Réécoutez le peintre Sam Szafran au micro d'Alain Veinstein, dans l'émission "Du jour au lendemain", diffusée sur France Culture en 2008. Il évoquait alors ses débuts en tant qu'artiste au cours des années 1950, son admiration pour Giacometti ou encore sa rencontre avec Pablo Picasso :
Alberto Giacometti cherchait l'émotion première. Il disait souvent : "Je n'y arrive pas. Suis-je dans la bonne voie ?" Il était obsédé par l'idée de trouver l'essentiel. C'est un homme qui avait des lettres. Il se remettait sans cesse en question, comme tous les grands.
Picasso était méchant avec les gens qui avaient du talent. Mais il disait une chose très juste "Giacometti a inventé une chose nouvelle : l'homme dénudé du superflu".
Au début des années 1960, on a été confrontés à la nouvelle figuration et la peinture américaine. C'était d'une confusion totale.

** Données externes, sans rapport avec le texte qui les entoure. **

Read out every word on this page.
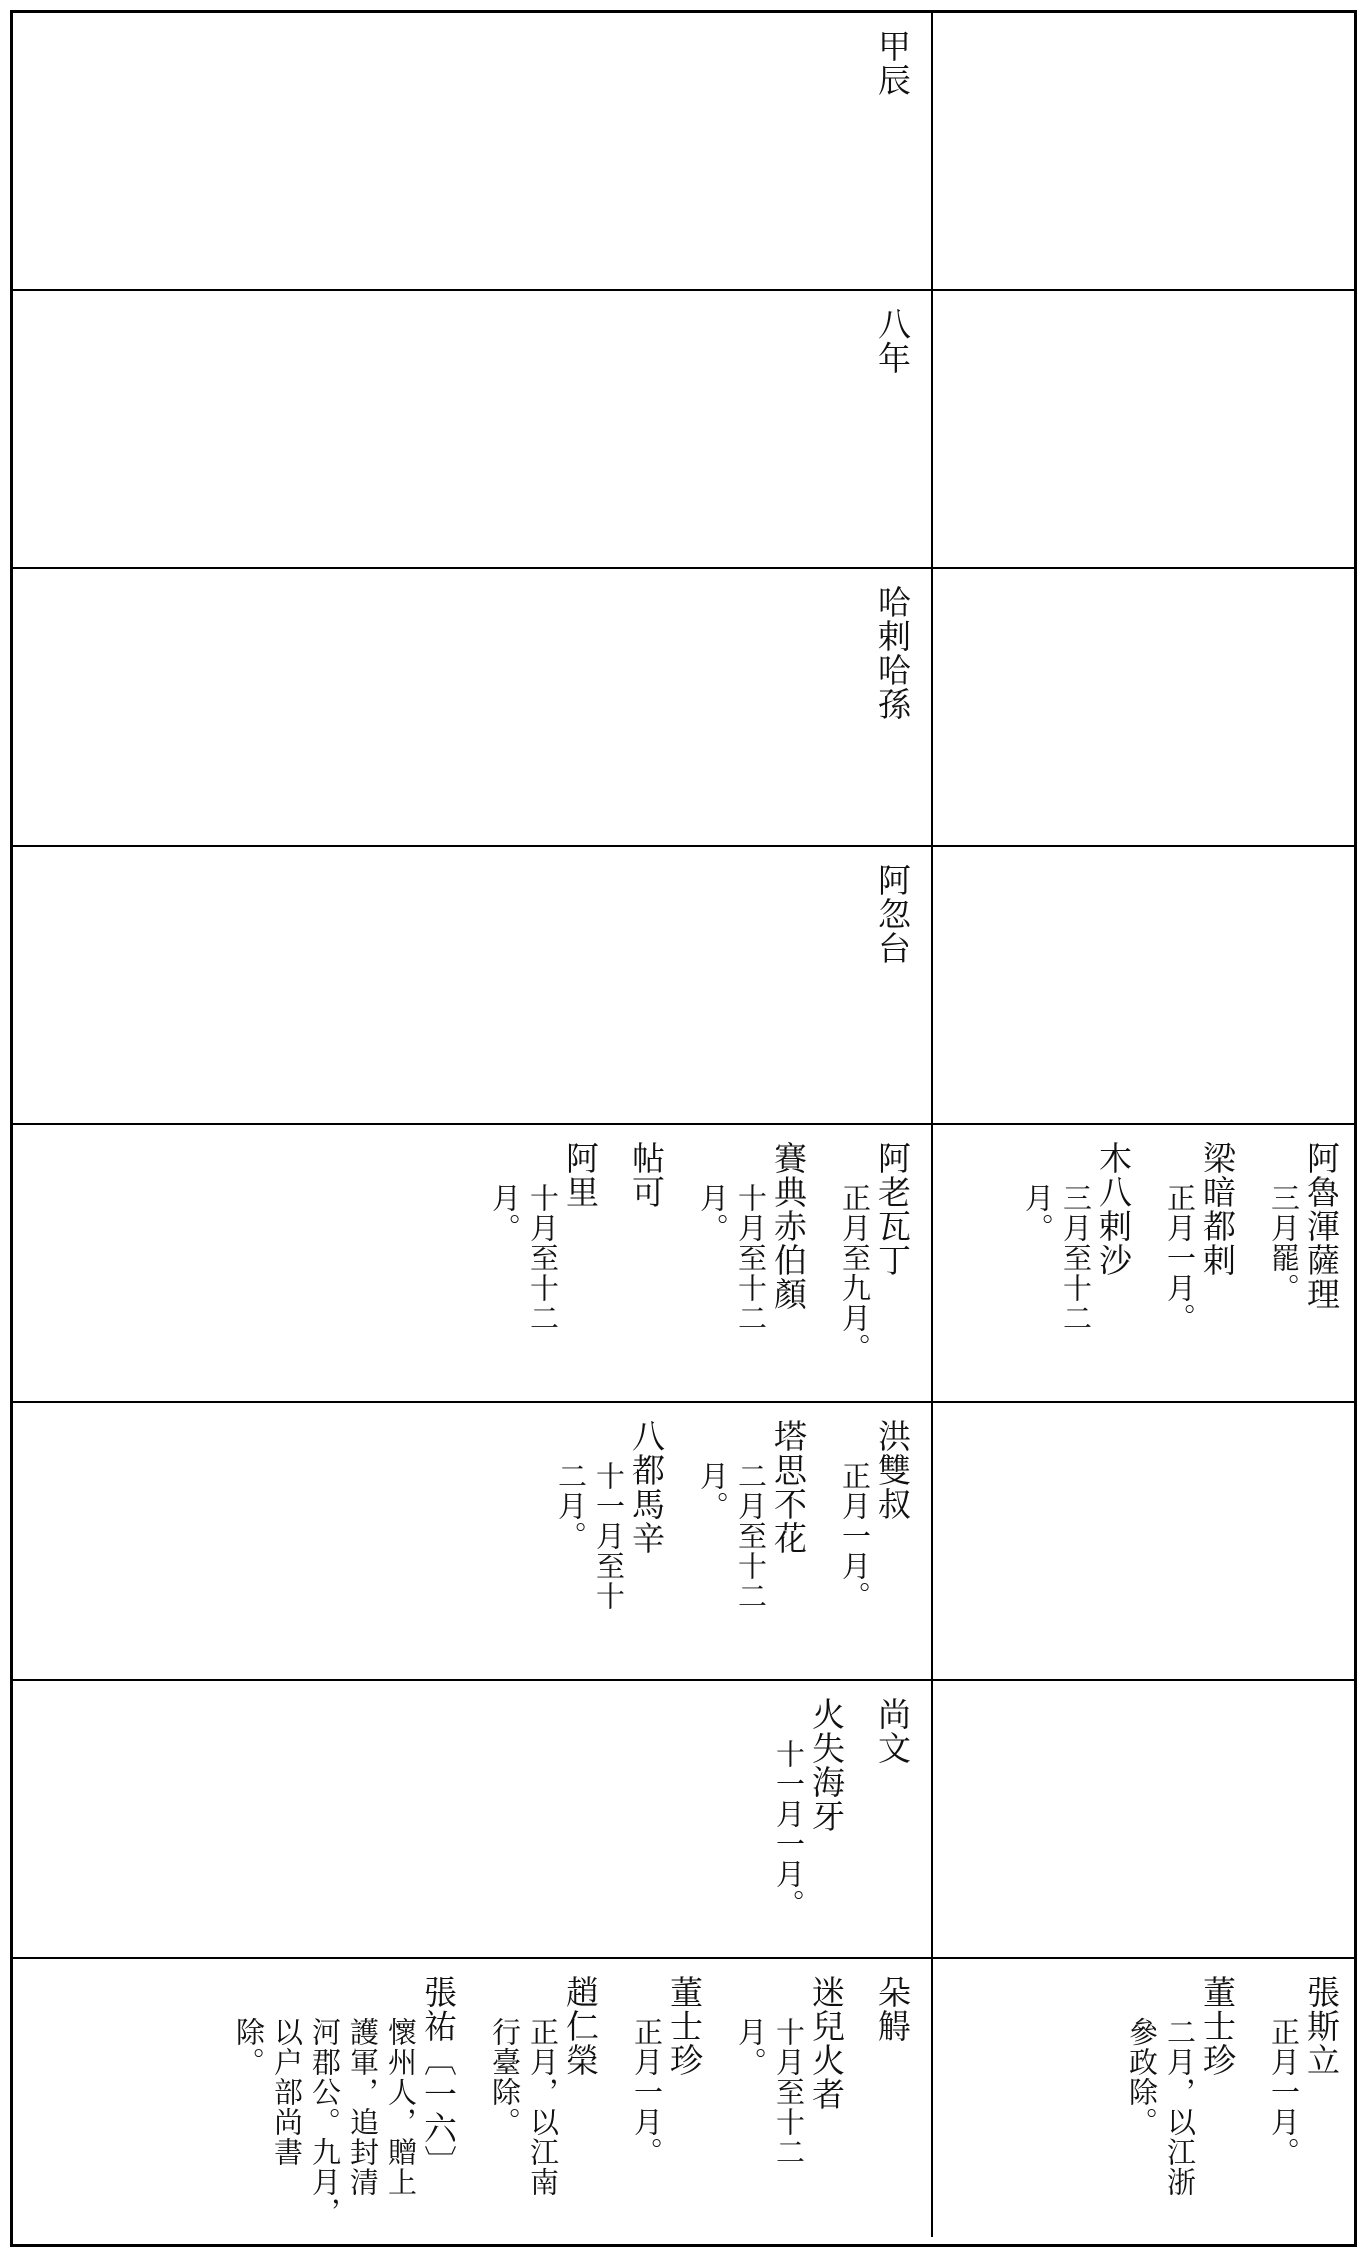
甲辰
八年
哈剌哈孫
阿忽台
阿老瓦丁
正月至九月。
賽典赤伯顏
十月至十二
月。
帖可
阿里
十月至十二
月。	阿魯渾薩理
三月罷。
梁暗都剌
正月一月。
木八剌沙
三月至十二
月。
洪雙叔
正月一月。
塔思不花
二月至十二
月。
八都馬辛
十一月至十
二月。
尚文
火失海牙
十一月一月。
朵䚟
迷兒火者
十月至十二
月。
董士珍
正月一月。
趙仁榮
正月，以江南
行臺除。
張祐〔一六〕
懷州人，贈上
護軍，追封清
河郡公。九月，
以户部尚書
除。	張斯立
正月一月。
董士珍
二月，以江浙
參政除。
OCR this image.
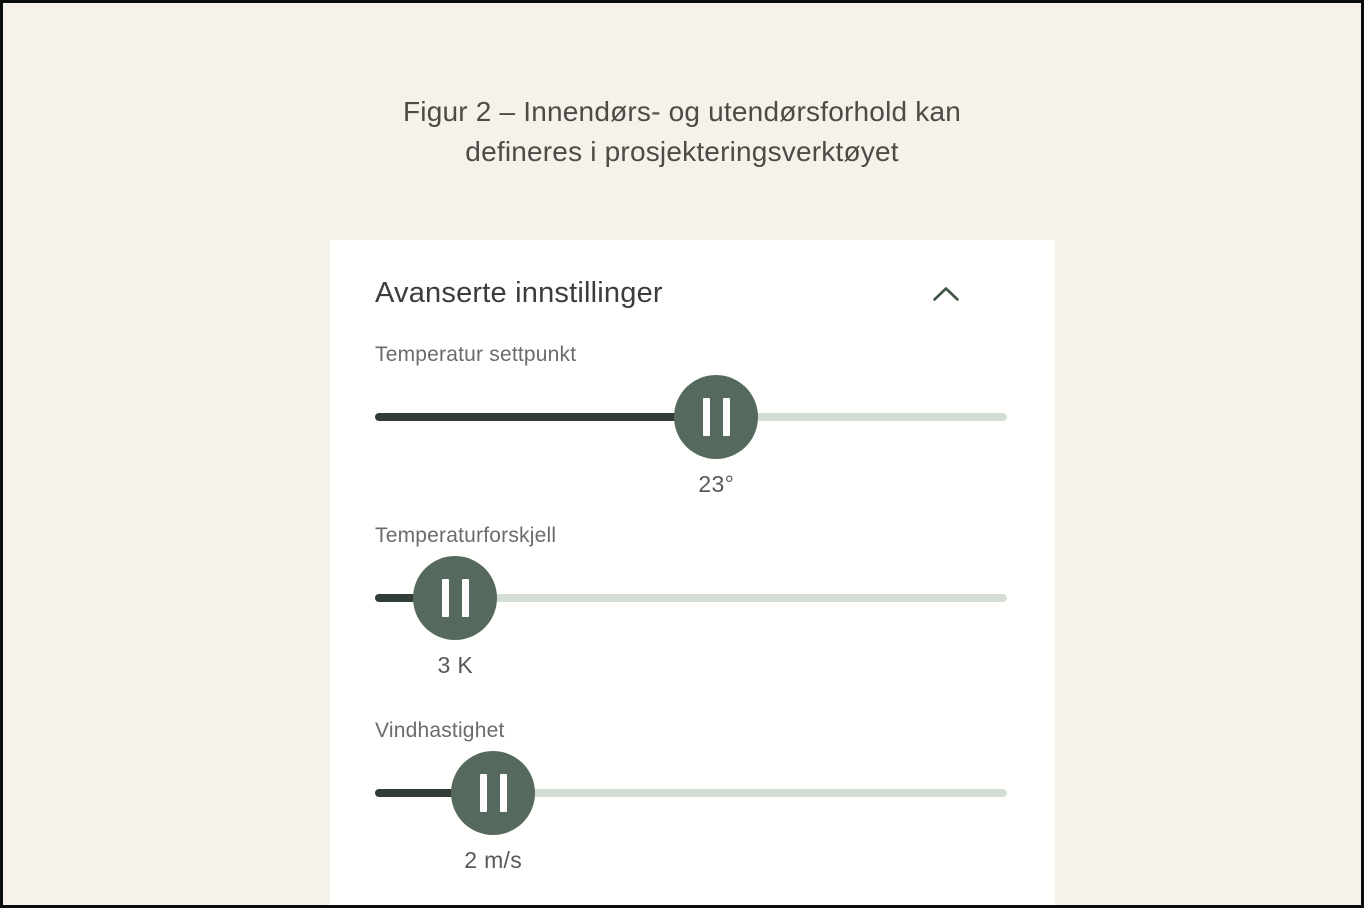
Figur 2 – Innendørs- og utendørsforhold kan
defineres i prosjekteringsverktøyet
Avanserte innstillinger
Temperatur settpunkt
23°
Temperaturforskjell
3 K
Vindhastighet
2 m/s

Un jour j'ai eu la mauvaise idée de dire à Giacometti que je n'aimais pas Cézanne. C'est comme si je l'avais assassiné. Il m'a engueulé, j'étais presque au bord des armes. C'était une vraie gifle pour moi. Il m'a traité de "crétin", de "sot". Et je lui ai dit "Quoique vous me disiez, je vous vénère". Il était surpris.